Dynamical Systems module (MA51003)

About the module

This module, aimed at the Level 5 student, takes an advanced look at dynamical systems. The time evolution of many biological, chemical, or physical processes, as well as systems considered in engineering or economics, can be described by difference or differential equations. Dynamical systems theory allows us to study these systems of equations and inver information about the behaviour of the corresponding biological, chemical or physical systems. It addresses questions like the existence and stability of solutions, how the behaviour of solutions changes depending on the system parameters, or determines the existence of strange attractors or chaos in the system.

This module may optionally be taken by students on the MMath in Mathematics, or the MSci in Mathematical Biology or Mathematics and Physics degrees.

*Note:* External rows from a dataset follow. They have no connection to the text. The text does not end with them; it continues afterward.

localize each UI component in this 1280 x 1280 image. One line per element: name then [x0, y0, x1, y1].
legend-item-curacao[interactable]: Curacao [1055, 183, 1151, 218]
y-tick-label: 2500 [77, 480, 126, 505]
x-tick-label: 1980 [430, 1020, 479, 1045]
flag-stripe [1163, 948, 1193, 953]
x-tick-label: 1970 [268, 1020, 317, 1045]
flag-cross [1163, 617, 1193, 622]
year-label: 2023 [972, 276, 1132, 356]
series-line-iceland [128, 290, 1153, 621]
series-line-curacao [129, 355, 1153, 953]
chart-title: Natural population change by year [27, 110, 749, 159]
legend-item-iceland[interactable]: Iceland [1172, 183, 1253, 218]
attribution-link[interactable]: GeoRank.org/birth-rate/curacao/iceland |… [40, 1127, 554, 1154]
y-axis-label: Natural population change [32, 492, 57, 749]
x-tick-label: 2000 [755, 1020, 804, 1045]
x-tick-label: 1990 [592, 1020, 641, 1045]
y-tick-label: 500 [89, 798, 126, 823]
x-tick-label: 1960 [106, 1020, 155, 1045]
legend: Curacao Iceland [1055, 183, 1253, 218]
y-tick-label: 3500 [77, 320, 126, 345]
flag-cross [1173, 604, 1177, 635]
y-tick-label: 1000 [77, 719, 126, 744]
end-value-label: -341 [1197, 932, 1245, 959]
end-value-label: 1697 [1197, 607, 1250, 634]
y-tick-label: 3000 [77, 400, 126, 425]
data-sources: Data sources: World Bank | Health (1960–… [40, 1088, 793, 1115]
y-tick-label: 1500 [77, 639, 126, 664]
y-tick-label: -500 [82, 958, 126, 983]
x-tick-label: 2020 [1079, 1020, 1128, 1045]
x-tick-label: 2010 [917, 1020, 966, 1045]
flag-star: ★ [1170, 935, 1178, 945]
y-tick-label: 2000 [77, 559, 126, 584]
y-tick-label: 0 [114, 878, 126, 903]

If you have questions about this module, please contact your Advisor of Studies.

Prerequisites

Students taking this module must usually have achieved a pass mark in each of the modules MA31002 and MA32001, or equivalent.

Indicative Content

• One-Dimensional Maps

  Definition, Cobweb Plot: Graphical Representation of an Orbit, Stability of Fixed Points, Periodic Points, Chaos: Lyapunov Exponents.

• Ordinary Differential Equations

  Background, Examples of main Physical and Biological Processes described by Ordinary Differential Equations (ODEs), Existence and uniqueness of solutions of ODEs, Linearised Stability Analysis, Two-dimensional Systems: Hamiltonian and Gradient systems, Periodic solutions: Floquet theory, Poincare Map and Stability of Periodic Orbits, Bifurcation and Chaos.

• Partial Differential Equations

  Definitions, Background, Well-posedness, Maximum Principles, Spectral Theorem for Laplace Equation, Semigroups for Evolution Equations in Banach Spaces, Nonlinear Evolution Equations: Linearised Stability Analysis for Reaction-Diffusion Equations.

Delivery and Assessment

The module is delivered in the form of lectures and workshops/presentation classes and assessed via an exam (60%) and coursework (40%).

Credit Rating

This module is a Scottish Higher Education Level 5 or SCQF level 11 module and is rated as 15 SCOTCAT credits or 7.5 ECTS credits.